By a 3-2 majority, the SEC voted in August to demand that the previously lightly regulated firms disclose more to clients about their performance and expenses, and to ban the practice of secretly giving favourable terms to some investors but not others. 

Several of the SEC’s attempts to address concerns about opacity and conflicts of interest are reasonable. The growing significance of an industry that now has three times the number of funds as it did a decade ago means that more disclosure about how it operates is warranted, not least as it looks to draw in smaller investors. Despite the industry’s complaints about increased costs, its members should be able to comply and still make handsome returns. The final rules were sufficiently watered-down versions of Gensler’s original proposals to leave many reform advocates frustrated that he had not gone further. 

Even so, the SEC’s interventions are stretching the definition of its role in private markets, which are, after all, designed to be less transparent than public markets. The sheer breadth of its reform agenda is also playing into a broader concern in the US business and financial community about regulatory over-reach in Joe Biden’s administration, visible from the Department of Justice to the Federal Trade Commission. 

There is little question that Gensler has unleashed the most interventionist regulatory agenda the US financial sector has seen since right after the global financial crisis, stretching from cryptocurrencies to carbon emissions and from asset custody to the Treasuries market. Even before this salvo against private funds, this SEC had surpassed its recent predecessors in the number of substantive new rules it adopted. 

Groups targeted by Gensler’s actions are now pushing back hard in the courts, where the SEC is battling plaintiffs including the US Chamber of Commerce and Ripple Labs, the cryptocurrency pioneer behind the XRP digital token. A federal appeals court recently ruled that the SEC had been “arbitrary and capricious” when it turned down Grayscale Investments’ proposed spot bitcoin ETF. Gensler appears to have anticipated such challenges and is willing to continue pushing out new proposals and enforcement actions regardless. Reform advocates argue that the SEC’s actions are necessary responses to rapid upheavals in capital markets that earlier regulators did not anticipate. 

They clearly also chime with a more populist political philosophy that has emboldened Democrats to target perceived concentrations of power in finance and business. And the urge to set new rules through enforcement and regulations stems in part from elected officials’ failure to do so.
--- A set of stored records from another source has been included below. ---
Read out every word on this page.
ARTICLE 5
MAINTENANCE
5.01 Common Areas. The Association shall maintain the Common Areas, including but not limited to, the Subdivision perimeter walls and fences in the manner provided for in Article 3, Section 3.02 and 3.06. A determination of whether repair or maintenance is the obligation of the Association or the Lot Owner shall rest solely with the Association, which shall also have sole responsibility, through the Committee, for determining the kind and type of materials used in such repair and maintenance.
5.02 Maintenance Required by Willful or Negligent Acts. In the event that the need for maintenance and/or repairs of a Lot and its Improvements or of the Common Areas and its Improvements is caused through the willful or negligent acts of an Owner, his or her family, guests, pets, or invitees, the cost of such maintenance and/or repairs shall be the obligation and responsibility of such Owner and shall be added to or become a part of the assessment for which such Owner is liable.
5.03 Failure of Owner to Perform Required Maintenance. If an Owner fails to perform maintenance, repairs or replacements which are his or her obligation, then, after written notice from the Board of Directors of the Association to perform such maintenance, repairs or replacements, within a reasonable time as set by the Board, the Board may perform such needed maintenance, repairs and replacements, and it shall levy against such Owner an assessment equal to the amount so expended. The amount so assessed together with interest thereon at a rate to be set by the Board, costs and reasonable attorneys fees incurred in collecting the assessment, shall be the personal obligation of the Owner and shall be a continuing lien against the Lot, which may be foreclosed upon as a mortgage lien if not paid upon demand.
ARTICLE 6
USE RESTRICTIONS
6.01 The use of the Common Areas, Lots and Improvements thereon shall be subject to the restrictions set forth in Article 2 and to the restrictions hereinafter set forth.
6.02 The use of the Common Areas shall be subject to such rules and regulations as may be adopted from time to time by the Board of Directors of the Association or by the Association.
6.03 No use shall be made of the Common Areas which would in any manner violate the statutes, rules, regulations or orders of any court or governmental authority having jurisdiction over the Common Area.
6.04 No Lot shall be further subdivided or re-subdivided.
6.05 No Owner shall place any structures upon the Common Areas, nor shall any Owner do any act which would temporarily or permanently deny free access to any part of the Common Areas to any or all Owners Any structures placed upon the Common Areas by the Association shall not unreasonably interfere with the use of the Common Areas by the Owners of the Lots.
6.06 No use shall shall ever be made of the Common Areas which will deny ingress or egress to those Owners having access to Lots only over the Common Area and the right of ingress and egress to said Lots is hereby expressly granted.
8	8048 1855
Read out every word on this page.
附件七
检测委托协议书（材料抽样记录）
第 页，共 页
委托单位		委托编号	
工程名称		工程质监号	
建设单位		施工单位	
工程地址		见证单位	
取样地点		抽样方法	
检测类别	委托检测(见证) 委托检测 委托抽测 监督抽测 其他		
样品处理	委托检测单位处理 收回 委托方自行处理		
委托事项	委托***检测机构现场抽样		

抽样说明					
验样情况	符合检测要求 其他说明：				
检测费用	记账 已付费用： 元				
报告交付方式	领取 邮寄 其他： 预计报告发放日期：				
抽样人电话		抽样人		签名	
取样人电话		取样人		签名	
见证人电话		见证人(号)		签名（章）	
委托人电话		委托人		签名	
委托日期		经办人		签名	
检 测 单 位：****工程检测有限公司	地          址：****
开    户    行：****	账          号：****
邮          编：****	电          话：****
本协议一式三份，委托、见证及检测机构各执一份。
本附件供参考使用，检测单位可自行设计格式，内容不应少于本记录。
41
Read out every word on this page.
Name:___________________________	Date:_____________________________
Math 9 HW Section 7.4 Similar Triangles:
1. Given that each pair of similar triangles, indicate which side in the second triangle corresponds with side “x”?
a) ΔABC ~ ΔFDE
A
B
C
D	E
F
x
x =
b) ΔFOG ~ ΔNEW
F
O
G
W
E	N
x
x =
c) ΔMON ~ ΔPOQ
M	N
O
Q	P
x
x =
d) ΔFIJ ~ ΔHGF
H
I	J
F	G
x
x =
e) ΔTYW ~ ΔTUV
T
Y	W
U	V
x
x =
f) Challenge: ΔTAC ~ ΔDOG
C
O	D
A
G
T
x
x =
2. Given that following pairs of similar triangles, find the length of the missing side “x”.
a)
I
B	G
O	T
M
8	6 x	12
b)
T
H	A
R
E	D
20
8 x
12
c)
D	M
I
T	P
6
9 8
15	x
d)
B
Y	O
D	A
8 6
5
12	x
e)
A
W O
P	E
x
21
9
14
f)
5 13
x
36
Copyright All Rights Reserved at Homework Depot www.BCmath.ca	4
Compared with previous eras, strikingly few of the SEC’s recent rules have been mandated by Congress, which can still not agree on some basic regulatory standards. 

This legislative vacuum leaves America’s judicial system likely to end up deciding how much of Gensler’s agenda will survive. The question of whether the SEC is overreaching its statutory mandate may ultimately be decided by a Supreme Court that has made clear that it is highly sensitive to administrative over-reach. The court’s conservative majority may relish the opportunity to rein in the SEC. Gensler’s desire to regulate more of America’s rapidly changing financial markets must be balanced with pragmatism if he is not to risk his ambitions backfiring, with consequences that could last for years to come.